Im Tagesspiegel-Interview vor etwas mehr als einem Jahr gab sich Lydia Cacho kämpferisch. „Nur weil ich meinen Job gut mache, soll ich aus meinem Heimatland fliehen?“ Sie antwortete auf die Frage, ob sie daran denke, Mexiko zu verlassen. Nein, das wolle ihr wirklich nicht in den Kopf.

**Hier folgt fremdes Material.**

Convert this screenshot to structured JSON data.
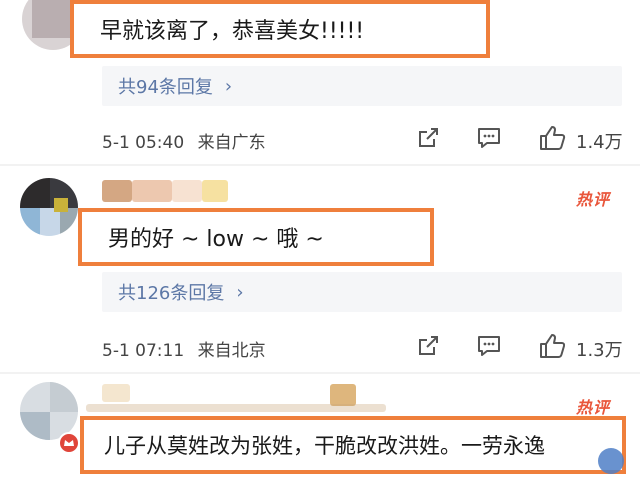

Damals hatten die USA und Spanien der investigativen Journalistin Asyl angeboten, weil sie Morddrohungen erhielt. Aber Cacho fand, dass es feige wäre, das Angebot anzunehmen angesichts der Arbeit, die in Mexiko auf sie warte. Sie hatte gerade das Sachbuch „Sklaverei“ über den globalen Frauen- und Kinderhandel veröffentlicht.
Insbesondere ihre Schilderungen aus dem Innern der Zwangsprostitution dürften ihr viele neue Feinde in Mexikos Mafia beschert haben.

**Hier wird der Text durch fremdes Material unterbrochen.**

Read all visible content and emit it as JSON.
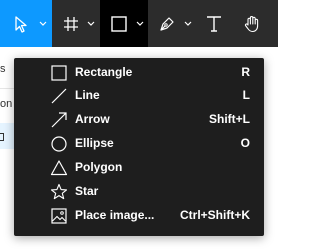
{
  "toolbar": {
    "tools": [
      {
        "name": "move-tool",
        "icon": "cursor-arrow-icon",
        "has_dropdown": true,
        "active": true
      },
      {
        "name": "frame-tool",
        "icon": "frame-hash-icon",
        "has_dropdown": true
      },
      {
        "name": "shape-tool",
        "icon": "rectangle-icon",
        "has_dropdown": true,
        "open": true
      },
      {
        "name": "pen-tool",
        "icon": "pen-nib-icon",
        "has_dropdown": true
      },
      {
        "name": "text-tool",
        "icon": "text-t-icon"
      },
      {
        "name": "hand-tool",
        "icon": "hand-icon"
      }
    ],
    "colors": {
      "bar": "#2c2c2c",
      "active": "#0d99ff",
      "open": "#000000",
      "icon": "#ffffff"
    }
  },
  "left_panel": {
    "fragments": [
      "s",
      "on"
    ]
  },
  "shape_menu": {
    "background": "#1e1e1e",
    "items": [
      {
        "icon": "rectangle-icon",
        "label": "Rectangle",
        "shortcut": "R"
      },
      {
        "icon": "line-icon",
        "label": "Line",
        "shortcut": "L"
      },
      {
        "icon": "arrow-icon",
        "label": "Arrow",
        "shortcut": "Shift+L"
      },
      {
        "icon": "ellipse-icon",
        "label": "Ellipse",
        "shortcut": "O"
      },
      {
        "icon": "polygon-icon",
        "label": "Polygon",
        "shortcut": ""
      },
      {
        "icon": "star-icon",
        "label": "Star",
        "shortcut": ""
      },
      {
        "icon": "image-icon",
        "label": "Place image...",
        "shortcut": "Ctrl+Shift+K"
      }
    ]
  }
}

Nun ist Lydia Cacho überstürzt aus ihrer Heimatstadt Cancún geflüchtet und hält sich an einem unbekannten Ort auf, vermutlich in Spanien. Zwar hatte sie sich an die Mordankündigungen gewöhnt, wie sie sagte, aber die letzte Drohung erreichte eine neue Qualität. Offenbar ist es der Mafia gelungen, Cachos Sicherheitsnetzwerk zu infiltrieren. Die Umstände ihrer Flucht waren dementsprechend dramatisch. Cacho hat eine satellitengestützte Kommunikationsanlage in ihrem Haus. Diese ist nur mit Insiderwissen und einer aufwendigen technischen Ausrüstung anzuzapfen. Aber über genau diese Anlage erreichte Cacho ein Anruf. Eine Stimme habe gesagt: „Wir haben dich gewarnt Scheißnutte, leg dich nicht mit uns an. Wir machen Stücke aus dir.“ Nur zwei Quellen kamen laut Cacho infrage: die Marine oder ein Drogenkartell.

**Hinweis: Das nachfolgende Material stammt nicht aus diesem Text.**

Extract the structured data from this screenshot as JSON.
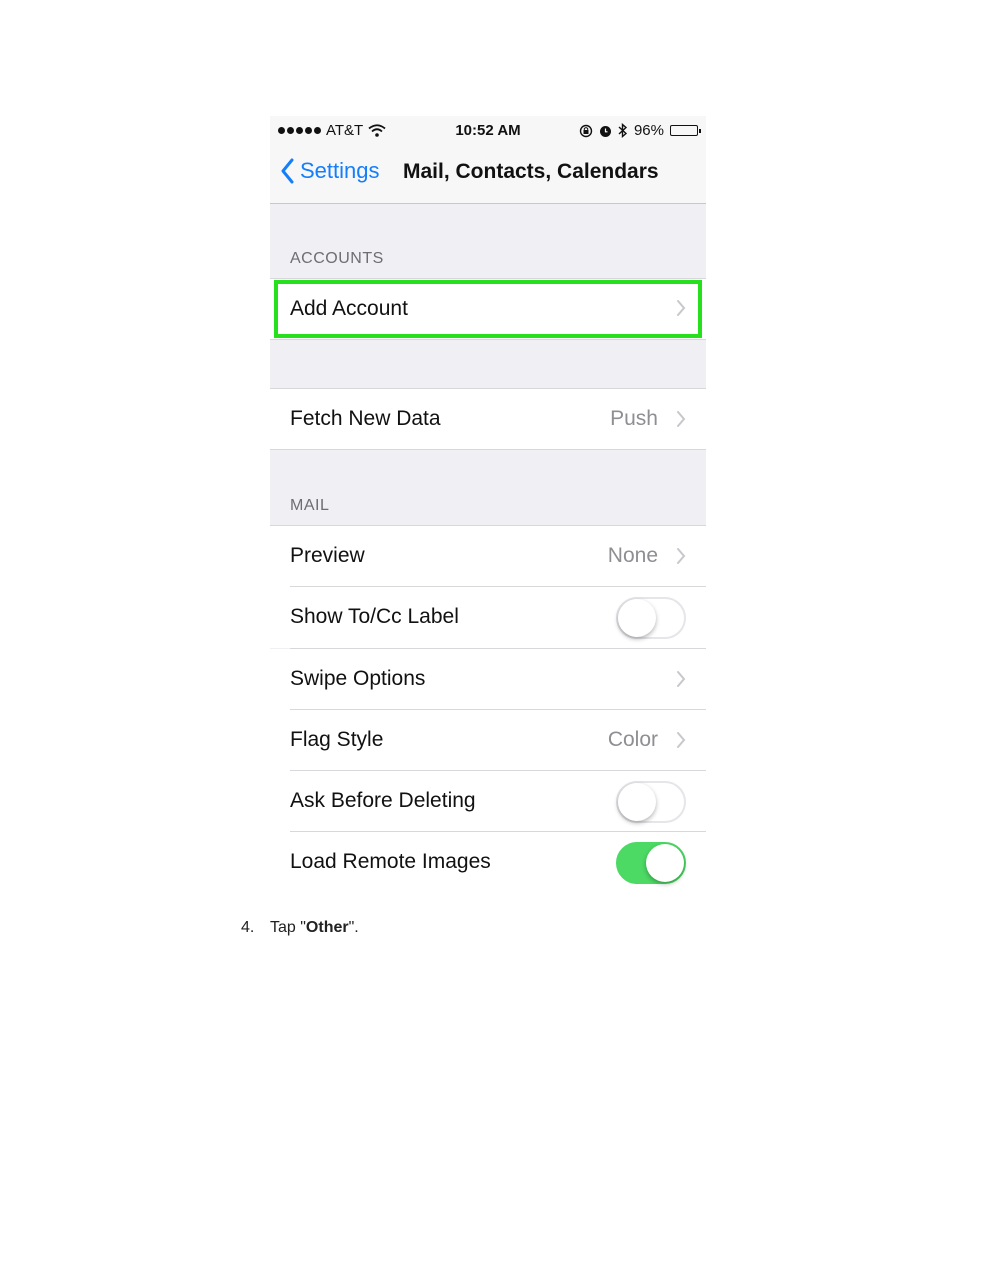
{
  "status_bar": {
    "carrier": "AT&T",
    "time": "10:52 AM",
    "battery": "96%",
    "battery_level": 0.96,
    "icons": [
      "signal-dots-icon",
      "wifi-icon",
      "orientation-lock-icon",
      "alarm-icon",
      "bluetooth-icon",
      "battery-icon"
    ]
  },
  "nav": {
    "back_label": "Settings",
    "title": "Mail, Contacts, Calendars"
  },
  "accounts": {
    "header": "ACCOUNTS",
    "add_account": "Add Account"
  },
  "fetch": {
    "label": "Fetch New Data",
    "value": "Push"
  },
  "mail": {
    "header": "MAIL",
    "preview": {
      "label": "Preview",
      "value": "None"
    },
    "show_tocc": {
      "label": "Show To/Cc Label",
      "on": false
    },
    "swipe": {
      "label": "Swipe Options"
    },
    "flag": {
      "label": "Flag Style",
      "value": "Color"
    },
    "ask_delete": {
      "label": "Ask Before Deleting",
      "on": false
    },
    "load_images": {
      "label": "Load Remote Images",
      "on": true
    }
  },
  "caption": {
    "number": "4.",
    "prefix": "Tap \"",
    "bold": "Other",
    "suffix": "\"."
  },
  "colors": {
    "ios_blue": "#147efb",
    "highlight_green": "#26e01d",
    "toggle_on": "#4cd964"
  }
}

Cacho rief sofort ihren Anwalt und einige Berater an. Diese wiesen sie an, ihren Pass zu schnappen und zu verschwinden. Die Drohung könne nicht von irgendjemandem kommen und dieser jemand müsse sich im Umkreis von fünf Kilometern befinden. Da sie keine Probleme mit der Marine habe, vermutet Cacho in der spanischen Zeitung „El País“, müsse eins der Drogenkartelle hinter dem Anruf stecken.
Zu deren Nebengeschäften gehört auch der Menschenhandel. Cacho betreibt in Cancún eine Einrichtung für Kinder und Frauen, die der Prostitution entflohen sind, das Centro Integral de Atención a las Mujeres. Es ist eine ständige Provokation für die Mafia, die ohnehin noch eine offene Rechnung mit Cacho hat. In ihrem Buch „Demonios del Edén“ deckte die Reporterin 2005 einen Kinderpornoring in Cancún auf, dem Persönlichkeiten aus Wirtschaft und Politik angehörten. Der Textilunternehmer Kamel Nacif und der Gouverneur von Puebla, Mario Marín, beschlossen daraufhin, Cacho verschwinden zu lassen. Die Journalistin wurde von Polizisten verschleppt und gefoltert. Nur dank des schnellen Handelns von Kollegen, Freunden und Menschenrechtsorganisationen überlebte sie.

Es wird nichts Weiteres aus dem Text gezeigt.